Let's first try to answer a question, since we learned previously that Paas is a super cool solution, one might wonder..

Why aren't lot of companies providing Paas solutions?

Building Platform as a Service (PaaS) is fairly complicated since it involves various complicated processes of building, deploying, or maintaining of various activities like orchestration of all the services internally, then abstracting all of that work, and finally, having to market, sell it, and maintain it. Due to the involvement of heavy investment, very few companies have considered building their own Paas solution. Vmware has interestingly made Cloud Foundry service open source.

What has CloudFoundry been orchestrated in?

Interestingly it is orchestrated entirely in Ruby! No Erlang, no JVM's, all Ruby under the hood.
For a nice technical overview, checkout this webinar

Who orchestrates all the components in CloudFoundry?

To orchestrate all of these moving components, the "brain" of the platform is a Rails 3 application (Cloud Controller) whose role is to store the information about all users, provisioned apps, services, and maintain the state of each component. When you run your CLI (command line client) on a local machine, you are, in fact, talking to the Cloud Controller. Interestingly, the Rails app itself is designed to run on top of the Thin web-server, and is using Ruby 1.9 fibers and async DB drivers - in other words, async Rails 3!

Rails application works hand in hand with is the Health Manager, which is a standalone daemon, which imports all of the CloudController ActiveRecord models, and actively compares to what is in the database against all the chatter between the remaining daemons. When a discrepancy is detected, it notifies the Cloud Controller - simple and an effective way to keep all the distributed state information up to date.

How is Orchestration of the CloudFoundry platform done?

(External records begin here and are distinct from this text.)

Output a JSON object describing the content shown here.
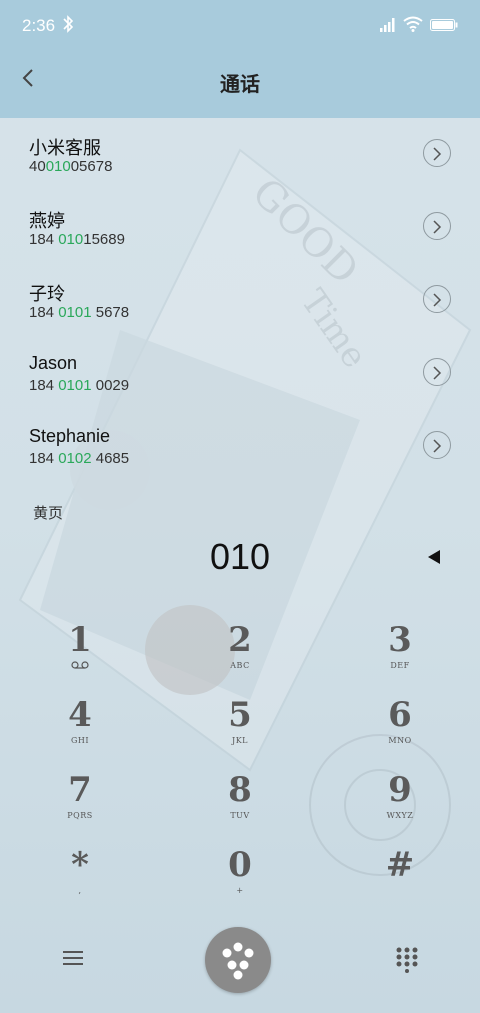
{
  "status_bar": {
    "time": "2:36"
  },
  "header": {
    "title": "通话"
  },
  "results": [
    {
      "name": "小米客服",
      "number_pre": "40",
      "number_hl": "010",
      "number_post": "05678"
    },
    {
      "name": "燕婷",
      "number_pre": "184 ",
      "number_hl": "010",
      "number_post": "15689"
    },
    {
      "name": "子玲",
      "number_pre": "184 ",
      "number_hl": "0101",
      "number_post": " 5678"
    },
    {
      "name": "Jason",
      "number_pre": "184 ",
      "number_hl": "0101",
      "number_post": " 0029"
    },
    {
      "name": "Stephanie",
      "number_pre": "184 ",
      "number_hl": "0102",
      "number_post": " 4685"
    }
  ],
  "section": {
    "label": "黄页"
  },
  "dial": {
    "input": "010"
  },
  "keypad": [
    {
      "digit": "1",
      "letters": ""
    },
    {
      "digit": "2",
      "letters": "ABC"
    },
    {
      "digit": "3",
      "letters": "DEF"
    },
    {
      "digit": "4",
      "letters": "GHI"
    },
    {
      "digit": "5",
      "letters": "JKL"
    },
    {
      "digit": "6",
      "letters": "MNO"
    },
    {
      "digit": "7",
      "letters": "PQRS"
    },
    {
      "digit": "8",
      "letters": "TUV"
    },
    {
      "digit": "9",
      "letters": "WXYZ"
    },
    {
      "digit": "*",
      "letters": ","
    },
    {
      "digit": "0",
      "letters": "+"
    },
    {
      "digit": "#",
      "letters": ""
    }
  ],
  "background": {
    "watermark_text": "GOOD Time"
  },
  "colors": {
    "accent_green": "#2aa85a",
    "header_bg": "#a8cbdc",
    "call_button": "#8a8a8a"
  },
  "icons": [
    "bluetooth-icon",
    "signal-icon",
    "wifi-icon",
    "battery-icon",
    "back-icon",
    "chevron-right-icon",
    "backspace-icon",
    "voicemail-icon",
    "menu-icon",
    "call-icon",
    "dialpad-icon"
  ]
}
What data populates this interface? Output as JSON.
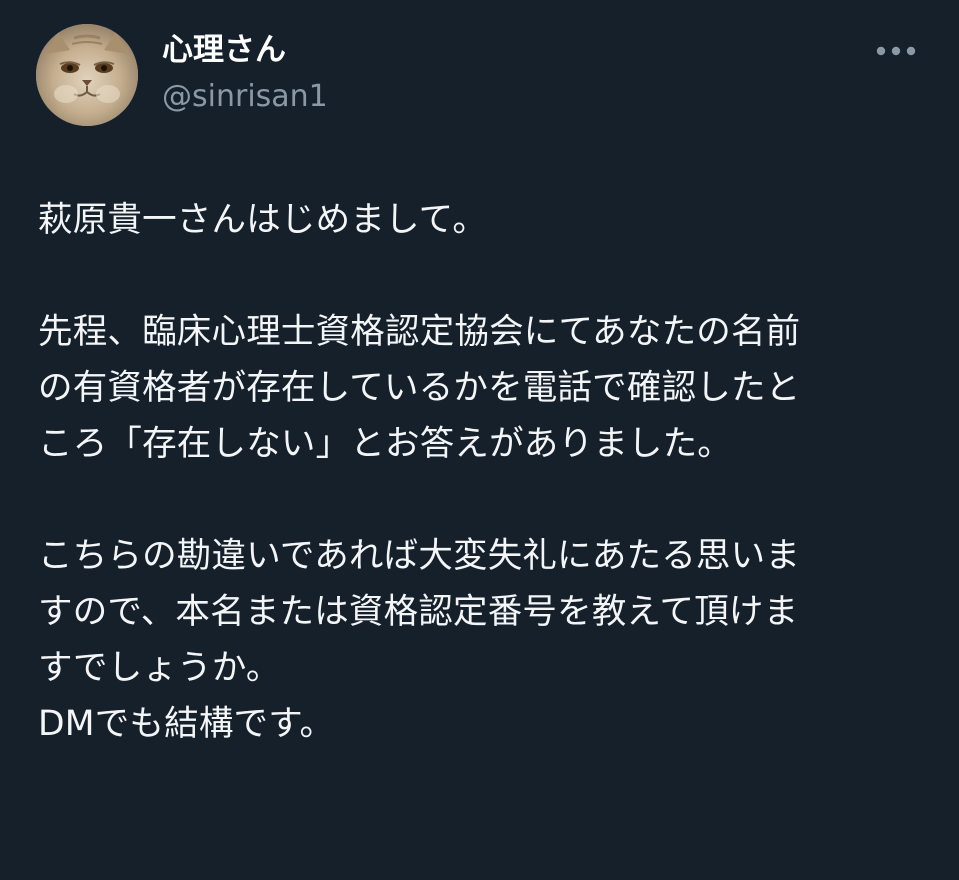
{
  "theme": {
    "background": "#15202b",
    "text_color": "#f3f5f7",
    "secondary_text_color": "#8b98a5"
  },
  "author": {
    "display_name": "心理さん",
    "handle": "@sinrisan1",
    "avatar_icon": "cat-avatar"
  },
  "more_icon": "ellipsis-icon",
  "tweet": {
    "paragraphs": [
      [
        "萩原貴一さんはじめまして。"
      ],
      [
        "先程、臨床心理士資格認定協会にてあなたの名前",
        "の有資格者が存在しているかを電話で確認したと",
        "ころ「存在しない」とお答えがありました。"
      ],
      [
        "こちらの勘違いであれば大変失礼にあたる思いま",
        "すので、本名または資格認定番号を教えて頂けま",
        "すでしょうか。",
        "DMでも結構です。"
      ]
    ]
  }
}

The remainder of the CloudFoundry platform follows a consistent pattern: each service is a Ruby daemon which queries the CloudController when it first boots, subscribes to and publishes to a shared message bus, and also exposes several JSON endpoints for providing health and status information. Not surprisingly, all of the daemons are also powered by Ruby EventMachine under the hood, and hence use Thin and simple Rack endpoints.

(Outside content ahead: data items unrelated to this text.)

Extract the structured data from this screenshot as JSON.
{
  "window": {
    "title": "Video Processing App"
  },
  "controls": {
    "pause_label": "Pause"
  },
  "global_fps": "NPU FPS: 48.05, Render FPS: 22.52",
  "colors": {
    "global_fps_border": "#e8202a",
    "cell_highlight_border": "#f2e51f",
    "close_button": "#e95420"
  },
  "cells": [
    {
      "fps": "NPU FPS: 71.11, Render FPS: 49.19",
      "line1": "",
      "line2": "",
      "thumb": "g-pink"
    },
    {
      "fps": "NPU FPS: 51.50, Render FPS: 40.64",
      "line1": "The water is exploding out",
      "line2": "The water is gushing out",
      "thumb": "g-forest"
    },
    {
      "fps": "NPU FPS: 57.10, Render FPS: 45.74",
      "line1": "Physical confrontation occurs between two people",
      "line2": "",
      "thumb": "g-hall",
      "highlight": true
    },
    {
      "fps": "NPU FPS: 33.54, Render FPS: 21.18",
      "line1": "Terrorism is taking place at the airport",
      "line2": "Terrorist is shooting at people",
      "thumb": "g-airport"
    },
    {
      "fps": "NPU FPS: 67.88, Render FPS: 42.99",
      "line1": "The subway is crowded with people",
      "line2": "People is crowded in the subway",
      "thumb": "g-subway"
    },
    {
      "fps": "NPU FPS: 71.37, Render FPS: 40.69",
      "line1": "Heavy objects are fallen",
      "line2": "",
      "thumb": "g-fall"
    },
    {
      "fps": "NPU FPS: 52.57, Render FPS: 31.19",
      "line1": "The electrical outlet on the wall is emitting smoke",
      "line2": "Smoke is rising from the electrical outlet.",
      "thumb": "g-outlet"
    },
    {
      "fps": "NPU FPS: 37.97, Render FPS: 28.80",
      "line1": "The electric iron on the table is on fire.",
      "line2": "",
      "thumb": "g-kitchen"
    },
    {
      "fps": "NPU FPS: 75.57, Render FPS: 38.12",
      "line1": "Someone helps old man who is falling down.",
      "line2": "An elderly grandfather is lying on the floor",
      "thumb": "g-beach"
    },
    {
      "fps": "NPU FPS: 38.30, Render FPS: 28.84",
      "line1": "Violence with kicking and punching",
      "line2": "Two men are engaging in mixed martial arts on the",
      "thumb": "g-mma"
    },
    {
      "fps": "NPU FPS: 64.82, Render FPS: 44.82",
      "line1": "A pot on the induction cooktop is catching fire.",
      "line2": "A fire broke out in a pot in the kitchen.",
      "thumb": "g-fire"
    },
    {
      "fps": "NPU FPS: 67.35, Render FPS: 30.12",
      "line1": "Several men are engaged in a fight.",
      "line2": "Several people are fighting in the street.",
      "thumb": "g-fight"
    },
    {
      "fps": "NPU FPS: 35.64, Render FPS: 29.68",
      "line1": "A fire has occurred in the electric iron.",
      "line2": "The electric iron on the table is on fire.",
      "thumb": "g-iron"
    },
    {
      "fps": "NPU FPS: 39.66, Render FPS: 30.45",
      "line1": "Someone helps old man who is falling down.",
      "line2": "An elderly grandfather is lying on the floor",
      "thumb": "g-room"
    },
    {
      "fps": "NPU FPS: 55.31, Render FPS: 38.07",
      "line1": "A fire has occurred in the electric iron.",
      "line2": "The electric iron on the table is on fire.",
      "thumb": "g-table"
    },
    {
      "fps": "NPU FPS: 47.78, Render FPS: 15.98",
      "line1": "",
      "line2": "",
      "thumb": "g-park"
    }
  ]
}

The router is responsible for parsing incoming requests and redirecting the traffic to one of the provisioned applications (droplets). To do so, it maintains an internal map of registered URL's and provisioned applications responsible for each. When you provision or decommission a new app server instance, the router table is updated, and the traffic is redirected accordingly. For small deployments, one router will suffice, and in larger deployments, traffic can be load-balanced between multiple routers.

The DEA (Droplet Execution Agent) is the supervisor process responsible for provisioning new applications: it receives the query from the CloudController, sets up the appropriate platform, exports the environment variables, and launches the app server.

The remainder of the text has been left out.